I want to shift gears and talk about our palliative management of the esophagus. A very nice multinational study[2] created some controversy on the floor. Looking at the palliative setting for esophageal cancer treatment by using either a combination of radiation with chemotherapy or radiation itself, the investigators found that there didn't seem to be a significant difference in terms of clinical efficacy or clinical benefit by omitting chemotherapy and using radiation as monotherapy. From a tolerance point of view, as one might expect, the radiation single-therapy arm was better tolerated in their report as compared with the concurrent therapies.

Of interest, an important deficiency that they acknowledged is that there was no chemotherapy-alone arm. Because this is an incurable disease and one in which we are worried about new metastases as well as local control, it is worth noting and inquiring about the benefit that might be seen in that group.
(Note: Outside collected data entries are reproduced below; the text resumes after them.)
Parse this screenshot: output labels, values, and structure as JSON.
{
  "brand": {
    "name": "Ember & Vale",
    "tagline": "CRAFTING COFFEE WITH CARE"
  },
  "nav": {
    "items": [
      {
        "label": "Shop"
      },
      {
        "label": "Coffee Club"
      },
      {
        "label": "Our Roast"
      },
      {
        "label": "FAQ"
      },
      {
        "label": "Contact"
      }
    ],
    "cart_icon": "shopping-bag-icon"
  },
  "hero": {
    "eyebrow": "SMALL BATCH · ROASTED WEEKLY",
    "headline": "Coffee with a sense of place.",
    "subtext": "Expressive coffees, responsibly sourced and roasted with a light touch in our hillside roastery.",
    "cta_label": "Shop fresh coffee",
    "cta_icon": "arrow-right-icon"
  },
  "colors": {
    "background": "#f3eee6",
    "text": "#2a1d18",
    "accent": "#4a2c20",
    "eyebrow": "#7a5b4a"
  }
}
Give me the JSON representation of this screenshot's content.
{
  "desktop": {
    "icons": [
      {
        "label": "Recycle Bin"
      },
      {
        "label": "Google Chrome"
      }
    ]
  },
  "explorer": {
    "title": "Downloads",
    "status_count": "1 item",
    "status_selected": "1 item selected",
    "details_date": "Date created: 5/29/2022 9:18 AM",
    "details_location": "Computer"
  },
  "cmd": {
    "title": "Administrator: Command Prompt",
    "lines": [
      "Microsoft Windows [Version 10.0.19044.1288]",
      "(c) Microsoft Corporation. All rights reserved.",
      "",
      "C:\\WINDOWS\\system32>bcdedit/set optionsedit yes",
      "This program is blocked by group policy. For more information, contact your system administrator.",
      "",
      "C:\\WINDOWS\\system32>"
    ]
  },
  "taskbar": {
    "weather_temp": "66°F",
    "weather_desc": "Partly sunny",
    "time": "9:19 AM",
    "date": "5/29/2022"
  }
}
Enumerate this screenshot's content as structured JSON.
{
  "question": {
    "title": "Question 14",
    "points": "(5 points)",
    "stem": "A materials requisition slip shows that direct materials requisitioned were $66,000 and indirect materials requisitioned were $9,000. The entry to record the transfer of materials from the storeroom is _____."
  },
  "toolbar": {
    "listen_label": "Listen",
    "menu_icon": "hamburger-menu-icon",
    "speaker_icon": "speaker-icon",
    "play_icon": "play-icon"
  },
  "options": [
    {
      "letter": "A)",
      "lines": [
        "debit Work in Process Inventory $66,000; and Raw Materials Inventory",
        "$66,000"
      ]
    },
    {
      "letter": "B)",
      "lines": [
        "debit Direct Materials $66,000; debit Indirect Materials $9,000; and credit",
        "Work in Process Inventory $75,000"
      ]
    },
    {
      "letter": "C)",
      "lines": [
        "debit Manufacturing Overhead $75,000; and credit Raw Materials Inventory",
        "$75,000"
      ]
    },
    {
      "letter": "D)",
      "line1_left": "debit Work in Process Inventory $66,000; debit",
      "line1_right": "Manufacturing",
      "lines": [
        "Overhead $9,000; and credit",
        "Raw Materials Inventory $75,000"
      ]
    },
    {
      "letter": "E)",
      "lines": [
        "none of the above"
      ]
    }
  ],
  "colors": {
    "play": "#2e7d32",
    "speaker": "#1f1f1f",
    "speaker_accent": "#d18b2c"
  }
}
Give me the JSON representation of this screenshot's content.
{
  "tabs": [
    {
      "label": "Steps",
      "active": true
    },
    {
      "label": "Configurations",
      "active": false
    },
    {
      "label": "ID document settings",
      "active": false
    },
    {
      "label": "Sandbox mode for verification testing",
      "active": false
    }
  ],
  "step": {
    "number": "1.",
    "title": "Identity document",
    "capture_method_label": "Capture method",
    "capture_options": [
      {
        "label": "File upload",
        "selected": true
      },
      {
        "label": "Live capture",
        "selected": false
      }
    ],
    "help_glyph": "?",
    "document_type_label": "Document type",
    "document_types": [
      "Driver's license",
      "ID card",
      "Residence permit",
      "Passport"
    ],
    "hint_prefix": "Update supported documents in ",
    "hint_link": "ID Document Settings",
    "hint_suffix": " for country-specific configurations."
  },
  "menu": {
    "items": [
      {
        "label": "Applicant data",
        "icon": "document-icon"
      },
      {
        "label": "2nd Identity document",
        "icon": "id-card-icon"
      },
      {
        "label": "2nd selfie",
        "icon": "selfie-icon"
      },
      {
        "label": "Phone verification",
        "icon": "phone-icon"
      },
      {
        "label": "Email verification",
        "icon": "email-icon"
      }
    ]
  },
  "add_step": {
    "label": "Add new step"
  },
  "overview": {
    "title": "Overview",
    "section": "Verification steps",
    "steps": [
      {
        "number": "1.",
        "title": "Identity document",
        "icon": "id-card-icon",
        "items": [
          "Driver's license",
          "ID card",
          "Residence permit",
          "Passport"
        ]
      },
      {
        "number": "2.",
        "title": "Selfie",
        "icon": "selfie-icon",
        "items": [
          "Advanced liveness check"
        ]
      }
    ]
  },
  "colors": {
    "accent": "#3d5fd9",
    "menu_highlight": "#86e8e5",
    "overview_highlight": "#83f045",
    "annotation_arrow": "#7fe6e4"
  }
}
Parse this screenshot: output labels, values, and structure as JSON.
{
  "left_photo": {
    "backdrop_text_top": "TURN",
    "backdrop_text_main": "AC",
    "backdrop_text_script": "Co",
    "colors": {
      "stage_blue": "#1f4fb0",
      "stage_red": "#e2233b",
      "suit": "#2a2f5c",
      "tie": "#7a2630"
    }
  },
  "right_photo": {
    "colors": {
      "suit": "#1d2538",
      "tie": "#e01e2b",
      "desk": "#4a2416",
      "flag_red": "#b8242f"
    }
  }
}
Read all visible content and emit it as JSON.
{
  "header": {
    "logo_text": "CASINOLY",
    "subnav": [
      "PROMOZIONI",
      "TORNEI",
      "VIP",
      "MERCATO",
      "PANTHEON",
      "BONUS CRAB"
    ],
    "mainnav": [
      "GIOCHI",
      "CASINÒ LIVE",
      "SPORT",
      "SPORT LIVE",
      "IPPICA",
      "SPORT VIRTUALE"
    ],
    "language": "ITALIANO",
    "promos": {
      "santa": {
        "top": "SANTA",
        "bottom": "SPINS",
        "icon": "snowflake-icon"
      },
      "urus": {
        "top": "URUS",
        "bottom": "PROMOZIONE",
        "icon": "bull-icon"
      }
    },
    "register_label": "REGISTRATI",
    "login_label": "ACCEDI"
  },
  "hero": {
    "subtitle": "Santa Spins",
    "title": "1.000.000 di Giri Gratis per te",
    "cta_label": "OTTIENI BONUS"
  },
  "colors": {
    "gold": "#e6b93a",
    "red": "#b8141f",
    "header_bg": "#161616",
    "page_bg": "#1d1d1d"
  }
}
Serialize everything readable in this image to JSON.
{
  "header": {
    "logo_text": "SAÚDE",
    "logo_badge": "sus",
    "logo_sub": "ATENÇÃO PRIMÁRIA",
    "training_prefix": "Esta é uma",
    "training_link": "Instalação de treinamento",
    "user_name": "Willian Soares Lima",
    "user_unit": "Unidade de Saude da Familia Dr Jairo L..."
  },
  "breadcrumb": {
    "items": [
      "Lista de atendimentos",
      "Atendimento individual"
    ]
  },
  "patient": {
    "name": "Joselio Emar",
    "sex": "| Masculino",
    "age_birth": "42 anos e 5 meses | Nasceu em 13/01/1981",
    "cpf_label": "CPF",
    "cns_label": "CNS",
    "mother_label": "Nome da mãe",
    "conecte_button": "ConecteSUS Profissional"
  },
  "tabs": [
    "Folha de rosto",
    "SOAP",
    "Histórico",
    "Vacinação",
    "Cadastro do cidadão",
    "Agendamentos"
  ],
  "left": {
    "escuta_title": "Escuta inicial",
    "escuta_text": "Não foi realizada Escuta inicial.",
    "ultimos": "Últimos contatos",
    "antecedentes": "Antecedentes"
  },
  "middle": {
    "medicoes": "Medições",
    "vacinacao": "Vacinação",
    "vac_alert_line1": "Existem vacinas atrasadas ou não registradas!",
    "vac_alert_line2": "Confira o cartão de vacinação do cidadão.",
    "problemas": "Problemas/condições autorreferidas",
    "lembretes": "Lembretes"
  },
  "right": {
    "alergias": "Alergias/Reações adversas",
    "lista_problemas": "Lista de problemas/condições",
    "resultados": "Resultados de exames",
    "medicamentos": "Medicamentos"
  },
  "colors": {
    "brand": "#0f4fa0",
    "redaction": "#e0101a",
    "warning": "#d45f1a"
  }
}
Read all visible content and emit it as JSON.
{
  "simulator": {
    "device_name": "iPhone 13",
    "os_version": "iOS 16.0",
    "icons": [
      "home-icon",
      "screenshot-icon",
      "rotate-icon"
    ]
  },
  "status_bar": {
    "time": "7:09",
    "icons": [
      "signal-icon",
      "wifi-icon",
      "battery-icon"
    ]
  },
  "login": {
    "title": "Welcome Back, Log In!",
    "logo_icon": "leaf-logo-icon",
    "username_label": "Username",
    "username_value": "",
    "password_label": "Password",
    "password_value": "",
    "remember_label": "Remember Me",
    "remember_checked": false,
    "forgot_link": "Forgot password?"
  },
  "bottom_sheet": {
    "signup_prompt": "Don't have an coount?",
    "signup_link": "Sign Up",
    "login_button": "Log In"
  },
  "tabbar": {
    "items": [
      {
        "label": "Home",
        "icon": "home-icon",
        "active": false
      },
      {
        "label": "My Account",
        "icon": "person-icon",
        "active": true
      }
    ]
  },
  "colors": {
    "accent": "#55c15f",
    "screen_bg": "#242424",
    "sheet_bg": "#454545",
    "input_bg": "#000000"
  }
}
The other thing worth calling attention to is the impressive survival rates that were reported, impressive to the point that some may be a little skeptical of them. In the radiation-alone arm, patients had an average survival of 203 days, which is very good if you consider that these are patients who have a disease that was not in any way being systemically controlled.

This study does not answer any questions, nor is it paradigm-changing. But it does bring up a couple of considerations for palliative management: Do we need to be as aggressive with combined therapy? Is there a role for further exploration of a monotherapy? The answer to the exploration question is "yes." We need to better establish radiation as a therapy on the basis of this one study, but also take a look at how chemotherapy as a single modality of treatment might have performed as a separate arm in this study, to see where that would fit in the paradigm. Nevertheless, we are always looking for better palliative options for our patients, so this is something to consider.

It was a great meeting. If you weren't there, I hope that in the future you can make the trip. It is always very informative and educational. It is great to have some of the world leaders in gastrointestinal malignancies come together in one meeting. I found it very informative and very useful, and I hope that in the future you can, too.

I want to thank you very much for listening today. I'm Brandon Smaglo, coming to you from Georgetown in Washington, DC.